While the resurgence of value stocks over growth stocks continued to lead the style narrative in the US and globally in the second quarter, according to the recently published Morningstar Quarterly Style Monitor, growth staged its own short-term comeback amid a red hot July for global equity markets.
In the US, after underperforming its value counterpart in the first half of 2022 by more than 17%, the Morningstar US Market Broad Growth Extended Index rose 12.8% in the month of July, 6.4% more than the Morningstar US Market Broad Value Extended Index.
Outside the US, a similar snap back has seen the Morningstar Developed Markets ex-US Growth Index rise 7.3% in the month of July, nearly 5% more than the Morningstar Developed Markets ex-US Value Index (2.8%). This follows a first half of the year in which value dominated, with Morningstar Developed Markets ex-US Value Index losing 9.1% relative to a 19.6% decline for its growth index counterpart.
Interestingly, emerging markets were the one region where growth has outperformed value according to Morningstar. Central banks in these markets acted more quickly to raise interest rates in 2021 to help curb inflation.
Masood Azimi, Associate Product Manager, Morningstar Indexes
“The Morningstar Broad Style and Global Style Indexes are an effective measure of the impact of the changing macroeconomic picture on global style investment performance. Year-to-date, global uncertainty, inflation and central bank tightening have put pressure on valuations across the board, with higher priced growth stocks clearly feeling the impact more than value. Yet July has painted a different picture. Given the crosscurrents at play in the economy including growing fear of a U.S. recession, it is difficult to tell whether the recent ‘snap back’ for growth represents a short-term blip or a longer-term trend. This may become clear as we examined the index data going forward.”

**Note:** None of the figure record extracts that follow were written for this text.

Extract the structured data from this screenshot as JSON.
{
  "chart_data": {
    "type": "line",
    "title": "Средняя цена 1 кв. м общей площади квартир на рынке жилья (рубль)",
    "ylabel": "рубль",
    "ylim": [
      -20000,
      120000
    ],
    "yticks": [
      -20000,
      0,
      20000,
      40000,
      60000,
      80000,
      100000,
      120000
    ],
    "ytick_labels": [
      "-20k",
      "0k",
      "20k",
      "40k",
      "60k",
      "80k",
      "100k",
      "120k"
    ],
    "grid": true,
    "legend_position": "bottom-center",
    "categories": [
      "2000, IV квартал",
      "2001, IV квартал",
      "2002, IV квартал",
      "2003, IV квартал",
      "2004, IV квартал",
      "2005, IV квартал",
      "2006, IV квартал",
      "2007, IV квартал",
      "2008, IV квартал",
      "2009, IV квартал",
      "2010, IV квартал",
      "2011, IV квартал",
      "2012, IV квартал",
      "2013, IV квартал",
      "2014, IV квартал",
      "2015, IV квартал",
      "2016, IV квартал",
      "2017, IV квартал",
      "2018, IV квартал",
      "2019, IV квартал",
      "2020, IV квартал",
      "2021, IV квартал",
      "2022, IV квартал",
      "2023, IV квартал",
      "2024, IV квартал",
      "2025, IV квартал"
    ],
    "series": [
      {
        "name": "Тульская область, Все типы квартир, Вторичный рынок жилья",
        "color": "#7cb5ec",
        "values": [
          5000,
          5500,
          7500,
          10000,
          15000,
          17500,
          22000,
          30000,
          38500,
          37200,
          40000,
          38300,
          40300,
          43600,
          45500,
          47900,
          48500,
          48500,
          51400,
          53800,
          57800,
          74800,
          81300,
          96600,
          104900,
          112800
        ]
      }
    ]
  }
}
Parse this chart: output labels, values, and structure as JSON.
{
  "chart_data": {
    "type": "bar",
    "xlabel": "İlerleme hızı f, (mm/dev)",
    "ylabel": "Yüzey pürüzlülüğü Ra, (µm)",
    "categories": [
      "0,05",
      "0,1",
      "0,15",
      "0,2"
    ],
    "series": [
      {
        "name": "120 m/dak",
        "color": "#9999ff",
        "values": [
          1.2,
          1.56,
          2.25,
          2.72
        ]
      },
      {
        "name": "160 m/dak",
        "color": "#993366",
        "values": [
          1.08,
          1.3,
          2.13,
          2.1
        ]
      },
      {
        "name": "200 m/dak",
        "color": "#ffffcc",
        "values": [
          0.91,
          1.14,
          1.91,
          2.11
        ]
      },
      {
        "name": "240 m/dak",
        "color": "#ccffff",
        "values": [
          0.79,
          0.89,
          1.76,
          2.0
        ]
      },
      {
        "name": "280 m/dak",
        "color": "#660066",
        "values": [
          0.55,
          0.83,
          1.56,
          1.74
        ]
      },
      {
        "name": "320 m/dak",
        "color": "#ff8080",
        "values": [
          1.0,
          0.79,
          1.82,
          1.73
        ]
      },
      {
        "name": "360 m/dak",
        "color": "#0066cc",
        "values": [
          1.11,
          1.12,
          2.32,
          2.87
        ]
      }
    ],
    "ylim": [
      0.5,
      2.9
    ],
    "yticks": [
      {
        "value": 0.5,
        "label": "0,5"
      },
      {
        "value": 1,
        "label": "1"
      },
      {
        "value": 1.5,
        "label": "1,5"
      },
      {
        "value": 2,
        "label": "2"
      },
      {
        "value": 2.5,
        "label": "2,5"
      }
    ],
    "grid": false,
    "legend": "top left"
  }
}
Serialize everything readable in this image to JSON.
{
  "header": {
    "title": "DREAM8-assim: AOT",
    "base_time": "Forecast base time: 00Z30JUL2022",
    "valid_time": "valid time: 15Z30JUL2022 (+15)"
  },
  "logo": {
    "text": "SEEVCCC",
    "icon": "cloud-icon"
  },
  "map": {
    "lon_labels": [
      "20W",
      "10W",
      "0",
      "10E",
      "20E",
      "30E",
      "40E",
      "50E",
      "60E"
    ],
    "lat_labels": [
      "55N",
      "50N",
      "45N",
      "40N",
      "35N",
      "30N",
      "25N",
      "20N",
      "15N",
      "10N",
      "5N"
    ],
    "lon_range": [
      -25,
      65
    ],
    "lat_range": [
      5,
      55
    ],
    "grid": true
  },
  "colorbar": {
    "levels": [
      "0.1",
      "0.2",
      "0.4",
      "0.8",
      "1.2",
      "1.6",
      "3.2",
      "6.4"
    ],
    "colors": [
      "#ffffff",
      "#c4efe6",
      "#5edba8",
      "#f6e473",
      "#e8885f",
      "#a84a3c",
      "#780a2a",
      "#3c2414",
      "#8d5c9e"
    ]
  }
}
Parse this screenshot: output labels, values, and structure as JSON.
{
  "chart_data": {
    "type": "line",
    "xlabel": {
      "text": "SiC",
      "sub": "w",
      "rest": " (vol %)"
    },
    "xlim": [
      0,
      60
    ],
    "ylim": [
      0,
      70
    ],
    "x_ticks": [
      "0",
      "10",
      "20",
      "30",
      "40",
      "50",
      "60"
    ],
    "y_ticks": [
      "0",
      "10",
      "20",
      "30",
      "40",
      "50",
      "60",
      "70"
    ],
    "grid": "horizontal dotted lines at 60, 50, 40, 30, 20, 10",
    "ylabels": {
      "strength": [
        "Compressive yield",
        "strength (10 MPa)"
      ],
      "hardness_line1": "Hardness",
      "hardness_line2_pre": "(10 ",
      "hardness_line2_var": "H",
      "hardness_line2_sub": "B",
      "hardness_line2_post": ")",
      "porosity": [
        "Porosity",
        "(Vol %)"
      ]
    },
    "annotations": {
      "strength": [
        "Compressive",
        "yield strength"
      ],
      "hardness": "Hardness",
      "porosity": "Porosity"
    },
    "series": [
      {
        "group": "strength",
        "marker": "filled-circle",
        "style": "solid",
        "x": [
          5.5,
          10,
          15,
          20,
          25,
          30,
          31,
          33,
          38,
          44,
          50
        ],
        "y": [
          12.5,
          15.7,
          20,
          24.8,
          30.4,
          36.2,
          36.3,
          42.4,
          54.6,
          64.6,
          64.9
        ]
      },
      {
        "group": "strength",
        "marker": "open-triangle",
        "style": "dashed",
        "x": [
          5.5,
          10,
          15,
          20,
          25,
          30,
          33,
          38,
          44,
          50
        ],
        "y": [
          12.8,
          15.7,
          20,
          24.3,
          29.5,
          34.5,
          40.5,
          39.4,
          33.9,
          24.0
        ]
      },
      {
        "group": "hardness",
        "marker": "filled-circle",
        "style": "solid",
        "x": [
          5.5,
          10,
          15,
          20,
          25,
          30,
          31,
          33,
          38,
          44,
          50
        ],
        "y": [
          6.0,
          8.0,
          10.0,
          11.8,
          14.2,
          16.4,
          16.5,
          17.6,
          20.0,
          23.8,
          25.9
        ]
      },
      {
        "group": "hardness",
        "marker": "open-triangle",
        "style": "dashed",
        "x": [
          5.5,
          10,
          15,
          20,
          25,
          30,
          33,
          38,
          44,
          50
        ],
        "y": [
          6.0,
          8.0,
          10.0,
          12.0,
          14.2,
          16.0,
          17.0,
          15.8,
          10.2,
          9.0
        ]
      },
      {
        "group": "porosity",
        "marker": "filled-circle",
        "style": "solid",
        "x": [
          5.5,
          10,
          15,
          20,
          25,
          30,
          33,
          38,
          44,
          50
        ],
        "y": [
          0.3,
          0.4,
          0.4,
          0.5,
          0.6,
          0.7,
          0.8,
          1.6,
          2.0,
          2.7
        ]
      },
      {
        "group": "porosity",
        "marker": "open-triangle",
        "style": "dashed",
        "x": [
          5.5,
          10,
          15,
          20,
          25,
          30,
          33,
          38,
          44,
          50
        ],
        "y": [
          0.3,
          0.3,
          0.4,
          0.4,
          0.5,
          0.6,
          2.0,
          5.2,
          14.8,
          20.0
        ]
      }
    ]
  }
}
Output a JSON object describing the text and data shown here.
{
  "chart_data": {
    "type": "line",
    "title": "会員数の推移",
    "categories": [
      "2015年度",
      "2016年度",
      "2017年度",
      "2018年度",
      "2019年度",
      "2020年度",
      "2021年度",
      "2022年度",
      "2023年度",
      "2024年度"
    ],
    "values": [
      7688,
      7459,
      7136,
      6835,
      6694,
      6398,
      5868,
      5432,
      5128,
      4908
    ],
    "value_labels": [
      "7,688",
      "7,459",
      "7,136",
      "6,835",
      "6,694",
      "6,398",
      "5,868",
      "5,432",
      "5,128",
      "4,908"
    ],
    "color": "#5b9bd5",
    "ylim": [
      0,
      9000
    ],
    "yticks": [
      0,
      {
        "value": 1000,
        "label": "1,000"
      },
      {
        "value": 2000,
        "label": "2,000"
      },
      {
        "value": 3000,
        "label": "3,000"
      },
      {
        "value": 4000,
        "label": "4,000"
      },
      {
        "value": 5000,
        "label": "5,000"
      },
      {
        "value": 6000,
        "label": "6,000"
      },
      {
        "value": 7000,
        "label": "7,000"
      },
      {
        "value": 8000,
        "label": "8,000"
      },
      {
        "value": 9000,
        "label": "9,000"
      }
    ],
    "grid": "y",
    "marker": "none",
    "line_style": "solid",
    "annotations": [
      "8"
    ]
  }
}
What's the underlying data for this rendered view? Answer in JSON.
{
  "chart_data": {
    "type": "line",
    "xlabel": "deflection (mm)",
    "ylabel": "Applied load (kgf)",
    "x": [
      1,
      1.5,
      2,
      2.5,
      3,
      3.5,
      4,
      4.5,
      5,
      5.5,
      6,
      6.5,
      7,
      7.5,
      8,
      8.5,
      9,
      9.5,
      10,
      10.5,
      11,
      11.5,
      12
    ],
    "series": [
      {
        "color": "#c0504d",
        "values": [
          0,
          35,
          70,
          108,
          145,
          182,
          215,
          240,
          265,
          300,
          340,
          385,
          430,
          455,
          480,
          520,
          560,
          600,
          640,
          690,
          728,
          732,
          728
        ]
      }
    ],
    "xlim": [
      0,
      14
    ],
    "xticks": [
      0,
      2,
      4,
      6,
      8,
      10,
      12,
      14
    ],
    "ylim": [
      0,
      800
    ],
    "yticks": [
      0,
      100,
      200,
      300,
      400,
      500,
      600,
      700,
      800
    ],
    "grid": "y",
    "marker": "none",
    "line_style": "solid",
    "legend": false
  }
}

Bob Hum, U.S. Head of Factor ETFs, BlackRock
“After the best start to the year for Value in over 20 years, Growth rebounded in July, posting its best relative month since mid-2021. It’s too early to tell if this was a short-term rebalancing across investor portfolios or a true regime shift. That being said, we still believe the long-term tailwinds for Value still persist: heightened inflation, rising interest rates and attractive valuations.”